Neither does Rose Glass, the 30-year-old British director from the world of TV commercials. She displays some formidable skills with the way she captures the dingy seaside resort and Maud’s cockroach-infested one-room flat. One of those roaches literally leads Maud to God, who speaks to her from the wall of her flat in Welsh, an inspired choice. Then there’s that sex scene, which turns from consensual to rape in a matter of seconds, something Glass depicts with casual cruelty. In a climactic sequence when Maud breaks into Amanda’s house to convert her once and for all, Glass has her walk down a hallway with pools of light that cast her face alternately in light and shadow. Adam Janota Bzowski’s strictly metrical score brings a rhythm to the shots and the story as well.

Whereas horror is often about managing set pieces, Glass unlocks a more difficult achievement in creating a constant sense that something truly horrible is about to happen. Of course, this works best when it occasionally pays off, and it does here, especially when Maud pokes thumbtacks through the insoles of her shoes and then impales her bare feet on them. By the way, Maud’s personal mantra is, “Don’t waste your pain.”
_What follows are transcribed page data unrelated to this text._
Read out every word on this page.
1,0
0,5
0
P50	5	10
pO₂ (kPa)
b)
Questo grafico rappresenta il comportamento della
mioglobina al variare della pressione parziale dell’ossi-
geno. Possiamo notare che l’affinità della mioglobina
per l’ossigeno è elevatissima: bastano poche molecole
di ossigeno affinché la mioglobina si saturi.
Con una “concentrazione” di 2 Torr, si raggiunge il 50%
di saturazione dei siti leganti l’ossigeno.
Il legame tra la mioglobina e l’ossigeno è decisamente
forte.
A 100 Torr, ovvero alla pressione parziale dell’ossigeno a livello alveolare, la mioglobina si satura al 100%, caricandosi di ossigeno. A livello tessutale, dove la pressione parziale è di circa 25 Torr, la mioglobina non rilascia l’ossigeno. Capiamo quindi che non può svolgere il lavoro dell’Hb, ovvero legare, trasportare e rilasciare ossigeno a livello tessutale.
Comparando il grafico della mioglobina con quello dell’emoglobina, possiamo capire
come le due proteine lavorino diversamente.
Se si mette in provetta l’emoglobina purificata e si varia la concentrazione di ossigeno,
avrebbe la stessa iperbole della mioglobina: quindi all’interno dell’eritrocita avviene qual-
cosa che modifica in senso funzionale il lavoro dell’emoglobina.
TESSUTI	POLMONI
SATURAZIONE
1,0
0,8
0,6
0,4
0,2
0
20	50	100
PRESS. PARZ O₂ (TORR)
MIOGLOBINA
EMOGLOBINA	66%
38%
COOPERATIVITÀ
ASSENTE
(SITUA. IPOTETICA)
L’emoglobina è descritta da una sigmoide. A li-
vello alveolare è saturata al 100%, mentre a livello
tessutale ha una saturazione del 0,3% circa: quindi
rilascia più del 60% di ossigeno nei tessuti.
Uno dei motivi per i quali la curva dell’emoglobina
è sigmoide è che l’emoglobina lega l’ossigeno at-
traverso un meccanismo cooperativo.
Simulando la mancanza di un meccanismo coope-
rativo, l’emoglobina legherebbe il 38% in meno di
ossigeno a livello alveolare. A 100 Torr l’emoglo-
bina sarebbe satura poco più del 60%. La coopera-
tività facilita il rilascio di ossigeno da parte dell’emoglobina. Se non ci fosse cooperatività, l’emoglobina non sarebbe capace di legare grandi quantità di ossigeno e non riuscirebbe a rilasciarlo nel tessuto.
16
Maybe the operative comparison here isn’t Midsommar or The Lodge but rather Black Swan. Rose Glass has Darren Aronofsky’s ability to crawl inside her protagonist’s messed-up head and plunge us mercilessly into a nightmare without giving us any time to catch our breath. A woman filmmaker with that particular set of talents is something to look out for in the future. Saint Maud ends with our protagonist wearing a bedsheet that she has fashioned into a prayer shawl and singing Hank Williams’ “I Saw the Light” while preparing for her final act of self-immolation. Glass and Clark make this into a haunting meditation on the damage that a person can do when she’s convinced she’s carrying out God’s will.

Saint Maud
Starring Morfydd Clark and Jennifer Ehle. Written and directed by Rose Glass. Rated R.